Jean Betts emigrated with her parents (both founders of Unity Theatre, London), to Christchurch, New Zealand. She obtained a degree at University of Canterbury in English Literature and New Zealand and Pacific History.[1] Betts graduated from Toi Whakaari: the New Zealand Drama School in 1970, the inaugural year when its founder, Nola Millar, was principal. Her classmates were Elizabeth Coulter, Jennifer Ludlam, Denise Maunder, Joanna Miekle, John Otto, William (Bill) Petley, Darien Takle and Bevan Wilson.[2]
She has written many plays including Revenge of the Amazons, Ophelia Thinks Harder, The Collective and The Misandrist.[3] The Collective is a dramatisation of the story of Brecht's theatre collective based on the book "Brecht & Co" by John Fuegi.
She worked for many years as actor and director at Gateway, BATS, Downstage Theatre and Circa Theatre.

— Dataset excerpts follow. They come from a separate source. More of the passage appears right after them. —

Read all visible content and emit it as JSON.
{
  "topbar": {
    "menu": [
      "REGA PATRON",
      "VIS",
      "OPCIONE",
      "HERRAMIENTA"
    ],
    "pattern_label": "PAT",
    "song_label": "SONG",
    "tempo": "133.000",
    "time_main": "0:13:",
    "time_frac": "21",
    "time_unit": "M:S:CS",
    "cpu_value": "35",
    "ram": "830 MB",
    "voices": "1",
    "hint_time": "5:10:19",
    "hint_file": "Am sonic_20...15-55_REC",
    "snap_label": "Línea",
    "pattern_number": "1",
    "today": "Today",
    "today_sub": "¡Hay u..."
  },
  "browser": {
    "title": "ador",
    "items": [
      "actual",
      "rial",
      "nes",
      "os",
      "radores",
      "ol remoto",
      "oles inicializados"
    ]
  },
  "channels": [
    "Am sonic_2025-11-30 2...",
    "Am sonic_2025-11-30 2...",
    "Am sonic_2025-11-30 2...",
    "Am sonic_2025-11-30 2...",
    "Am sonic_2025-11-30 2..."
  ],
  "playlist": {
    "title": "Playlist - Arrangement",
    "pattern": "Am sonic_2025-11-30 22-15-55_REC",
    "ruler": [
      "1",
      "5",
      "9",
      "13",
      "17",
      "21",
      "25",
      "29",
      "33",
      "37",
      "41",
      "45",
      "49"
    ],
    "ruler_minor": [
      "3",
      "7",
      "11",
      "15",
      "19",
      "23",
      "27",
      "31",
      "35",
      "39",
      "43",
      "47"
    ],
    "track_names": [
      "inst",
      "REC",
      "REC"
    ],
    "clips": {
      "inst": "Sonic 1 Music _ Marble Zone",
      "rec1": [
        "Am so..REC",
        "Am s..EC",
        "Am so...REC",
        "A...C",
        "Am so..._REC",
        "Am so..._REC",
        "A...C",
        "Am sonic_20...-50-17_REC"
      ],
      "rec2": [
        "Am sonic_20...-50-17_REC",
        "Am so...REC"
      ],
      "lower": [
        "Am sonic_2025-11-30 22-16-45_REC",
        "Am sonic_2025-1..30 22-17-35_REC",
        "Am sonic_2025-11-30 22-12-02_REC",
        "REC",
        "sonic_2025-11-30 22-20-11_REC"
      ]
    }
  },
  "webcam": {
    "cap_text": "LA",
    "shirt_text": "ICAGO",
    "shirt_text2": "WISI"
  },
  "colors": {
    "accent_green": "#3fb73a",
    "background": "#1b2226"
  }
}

She was involved with the development of professional theatre in New Zealand including as a foundation member of Playmarket (New Zealand, 1975), Circa Theatre (Wellington, 1976) and Taki Rua/The Depot Theatre (Wellington, 1983).[4][5]
In 1979 Jean worked at ESTA (English Speaking Theatre Amsterdam) as actor/director, and was a founding member of the expatriate (New Zealand) group 'The Heartache and Sorrow Company' (directing)[6][3] which presented work in Amsterdam, Germany, Australia, London and at the Edinburgh Festival, where the group received a 'Fringe First' and a Scotsman's Award.
In 1993 she was a founding member of WOPPA (Women's Professional Playwrights Association),[7] set up to celebrate NZ's centenary of women's suffrage with a group of new plays by women, which premiered her play Ophelia Thinks Harder.[1] and established The Women's Play Press with Lorae Parry, Cathy Downes, Vivienne Plumb and Fiona Samuel. Her plays Ophelia Thinks Harder, a feminist response to Shakespeare’s play Hamlet, and Revenge of the Amazons, a feminist re-vamp of A Midsummer Night's Dream, have subsequently been produced many times. In 2005 she set up a small NZ play publishing project, The Play Press (www.theplaypress.co.nz).
She has been a finalist for the Susan Smith Blackburn Prize twice; and in 2015 received the Playmarket Award of $20,000 for her contribution to New Zealand Theatre.[3]